Fast track to me being married, expecting our first child and talking about our hopes and dreams for him/her. We decided to homeschool. ACE was all that we knew. Friends who had homeschooled (including my mother with my younger brother) had used ACE or similar programmes. I knew ACE as a student and as a “teacher”. I knew its strengths and its weaknesses. I felt I was well prepared to do ACE with my kids.
Then I became a parent! (Isn’t it funny the decisions we make before we have kids about the type of parent you are going to be!!)
Around the time Josh turned three I started having doubts. ACE didn’t reflect the type of parent I was becoming – the type of person I was growing into. I was creative and interactive. So not knowing of any other homeschool method or resource we decided to put our kids in school and get involved in the community that way. Then our third child was sick and we had to go to Perth for treatment. The friends who looked after us each visit were homeschooling and she showed me a houseful of resources she used in teaching her kids – they were all creative, interactive, God honouring. I started thinking about homeschooling again – and it wasn’t long before our homeschooling journey began.
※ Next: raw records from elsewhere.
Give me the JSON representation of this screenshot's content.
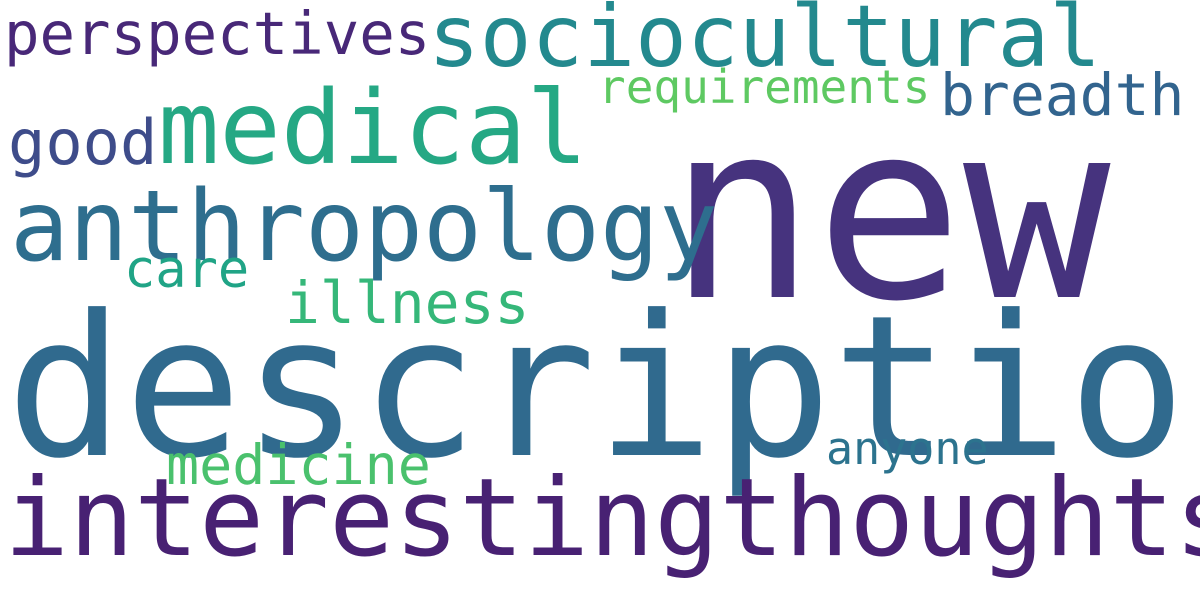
{
  "words": {
    "new": {
      "text": "new",
      "color": "#46337e"
    },
    "description": {
      "text": "description",
      "color": "#306a8e"
    },
    "interestingthoughts": {
      "text": "interestingthoughts",
      "color": "#482173"
    },
    "anthropology": {
      "text": "anthropology",
      "color": "#2e6e8e"
    },
    "medical": {
      "text": "medical",
      "color": "#25a884"
    },
    "sociocultural": {
      "text": "sociocultural",
      "color": "#23898e"
    },
    "perspectives": {
      "text": "perspectives",
      "color": "#482878"
    },
    "breadth": {
      "text": "breadth",
      "color": "#32648e"
    },
    "requirements": {
      "text": "requirements",
      "color": "#5ec962"
    },
    "good": {
      "text": "good",
      "color": "#3e4c8a"
    },
    "care": {
      "text": "care",
      "color": "#20a486"
    },
    "illness": {
      "text": "illness",
      "color": "#35b779"
    },
    "medicine": {
      "text": "medicine",
      "color": "#4ac16d"
    },
    "anyone": {
      "text": "anyone",
      "color": "#2c738e"
    }
  }
}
My feelings about ACE? I have no negative feelings towards ACE or the school – in fact the learning that I received there has given me good grounding for all that I have done since I left school. I think ACE is one of the most mother friendly programmes available – and yet I wanted something different.
I think it is easy for us to presume that because we want the best for our kids, if we don’t choose a particular method or curriculum then there must be something wrong with it – it simply isn’t the best. This is where comparisons spring from in the homeschooling community. My choice not to go with ACE, regardless of my familiarity with it, is not about judging ACE and finding it lacking – but it didn’t fit me.
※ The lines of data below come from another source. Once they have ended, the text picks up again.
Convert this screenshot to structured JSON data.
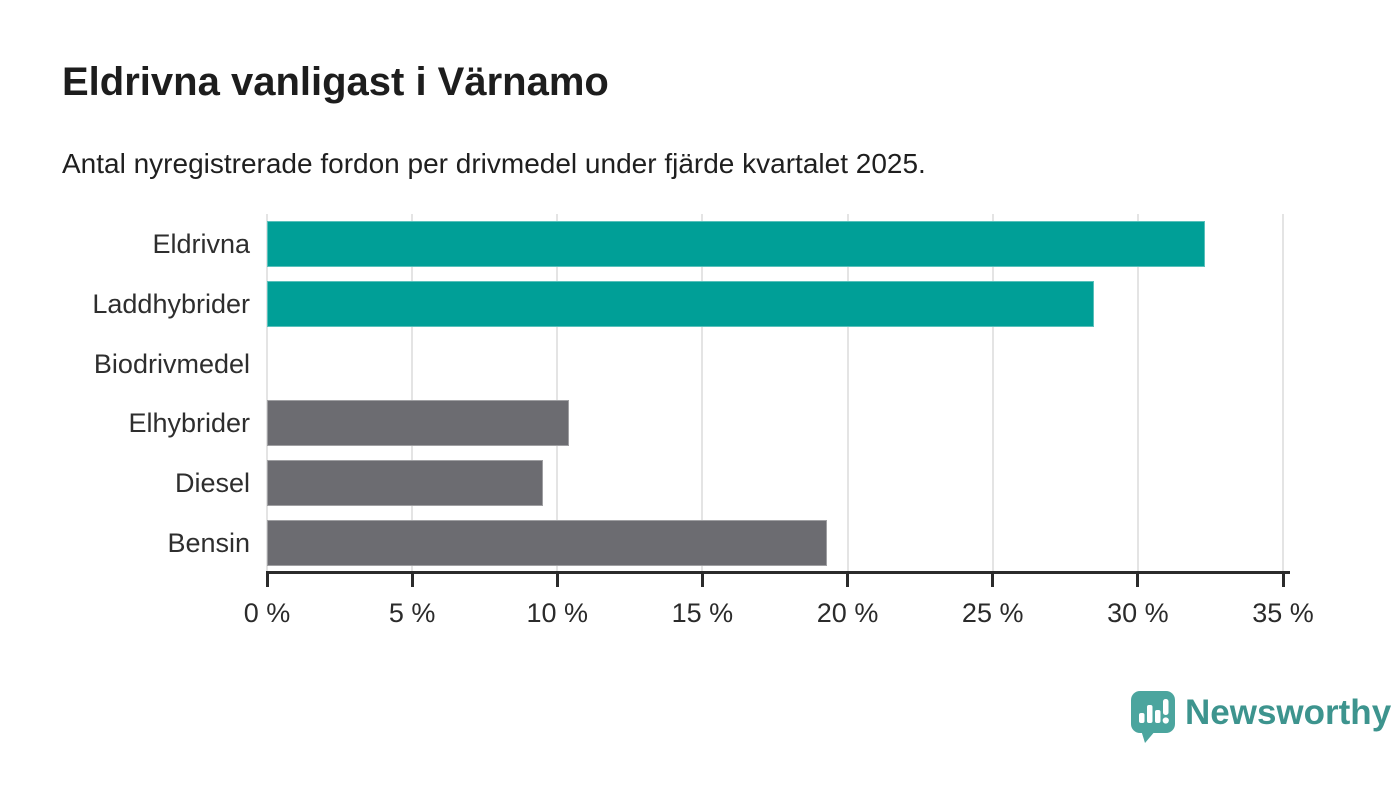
{
  "chart_data": {
    "type": "bar",
    "orientation": "horizontal",
    "title": "Eldrivna vanligast i Värnamo",
    "subtitle": "Antal nyregistrerade fordon per drivmedel under fjärde kvartalet 2025.",
    "categories": [
      "Eldrivna",
      "Laddhybrider",
      "Biodrivmedel",
      "Elhybrider",
      "Diesel",
      "Bensin"
    ],
    "values": [
      32.3,
      28.5,
      0,
      10.4,
      9.5,
      19.3
    ],
    "unit": "%",
    "bar_colors": [
      "#009f97",
      "#009f97",
      "#6c6c71",
      "#6c6c71",
      "#6c6c71",
      "#6c6c71"
    ],
    "colors": {
      "highlight": "#009f97",
      "default": "#6c6c71",
      "gridline": "#e4e4e4",
      "axis": "#2b2b2b"
    },
    "xlim": [
      0,
      35
    ],
    "xticks": [
      0,
      5,
      10,
      15,
      20,
      25,
      30,
      35
    ],
    "xtick_label_format": "{v} %",
    "xtick_labels": [
      "0 %",
      "5 %",
      "10 %",
      "15 %",
      "20 %",
      "25 %",
      "30 %",
      "35 %"
    ],
    "grid": "vertical",
    "legend": "none",
    "xlabel": "",
    "ylabel": ""
  },
  "footer": {
    "brand": "Newsworthy",
    "logo_icon": "newsworthy-speech-bubble-bar-chart-icon",
    "icon_color": "#4ba59e",
    "brand_color": "#3d948e"
  }
}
Looking back as a parent, and as a homeschooler, I look back on some of the kids in my school and they struggled. They may have had what we call learning difficulties today, or more likely the style of teaching simply didn’t suit them. I think ACE would have suited my oldest two children, but not the youngest two.
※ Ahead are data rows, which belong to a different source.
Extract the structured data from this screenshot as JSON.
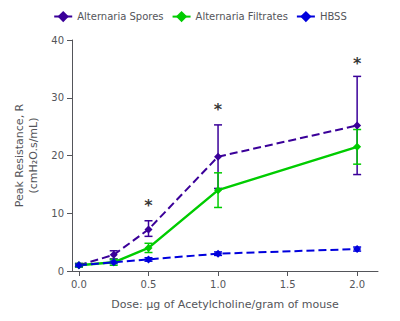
{
  "chart_data": {
    "type": "line",
    "xlabel": "Dose: μg of Acetylcholine/gram of mouse",
    "ylabel": "Peak Resistance, R\n(cmH₂O.s/mL)",
    "x": [
      0.0,
      0.25,
      0.5,
      1.0,
      2.0
    ],
    "series": [
      {
        "name": "Alternaria Spores",
        "color": "#3a0099",
        "line_style": "dashed",
        "marker": "diamond",
        "values": [
          1.0,
          2.8,
          7.2,
          19.8,
          25.2
        ],
        "yerr_low": [
          0.3,
          0.7,
          1.2,
          5.5,
          8.5
        ],
        "yerr_high": [
          0.3,
          0.7,
          1.5,
          5.5,
          8.5
        ]
      },
      {
        "name": "Alternaria Filtrates",
        "color": "#00cc00",
        "line_style": "solid",
        "marker": "diamond",
        "values": [
          1.0,
          1.5,
          4.0,
          14.0,
          21.5
        ],
        "yerr_low": [
          0.3,
          0.5,
          0.8,
          3.0,
          3.0
        ],
        "yerr_high": [
          0.3,
          0.5,
          0.8,
          3.0,
          3.0
        ]
      },
      {
        "name": "HBSS",
        "color": "#0000dd",
        "line_style": "dashed",
        "marker": "diamond",
        "values": [
          1.0,
          1.5,
          2.0,
          3.0,
          3.8
        ],
        "yerr_low": [
          0.2,
          0.2,
          0.3,
          0.3,
          0.35
        ],
        "yerr_high": [
          0.2,
          0.2,
          0.3,
          0.3,
          0.35
        ]
      }
    ],
    "annotations": [
      {
        "text": "*",
        "x": 0.5,
        "y": 10.0
      },
      {
        "text": "*",
        "x": 1.0,
        "y": 26.5
      },
      {
        "text": "*",
        "x": 2.0,
        "y": 34.5
      }
    ],
    "xlim": [
      -0.05,
      2.15
    ],
    "xticks": [
      {
        "value": 0.0,
        "label": "0.0"
      },
      0.5,
      {
        "value": 1.0,
        "label": "1.0"
      },
      1.5,
      {
        "value": 2.0,
        "label": "2.0"
      }
    ],
    "ylim": [
      0,
      40
    ],
    "yticks": [
      0,
      10,
      20,
      30,
      40
    ],
    "grid": false,
    "legend": "upper center"
  }
}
One of the strengths in ACE is that it teaches from a Biblical worldview – this is more than just the Bible verses printed throughout the booklets (because to be honest, I just skipped over those!) but it teaches each subject from the premise that God is God, and His word is truth. Though it is important to buy curriculum and resources that come from a Biblical perspective, our kids walk with Jesus has more to do with our own (the parents) walk with Jesus, and the things that you talk about, making connection with the things they are learning about the Bible with real everyday life.
Do I encourage people to consider ACE to homeschool their kids? I’m not for it or against it… it is one of the many options that parents have to choose from today. What I do ask people who talk to me about any curriculum choice is
- To consider your teaching style
- How much time you want to give to the instruction of your kids
- How much time you want to give to the preparation of lessons
- The learning styles of your kids
- How much flexibility you want in your days
I know of people who have used ACE successfully, where their children are confident self-motivated learners, with skills to translate that learning into everyday life. I have also met people who just use it to tick the boxes and they are missing an opportunity to create delight in their kids. (But isn’t that the same with every curriculum or resource?)
Any discussion on a homeschool method or resource is going to meet the needs of one family and best be avoided by another.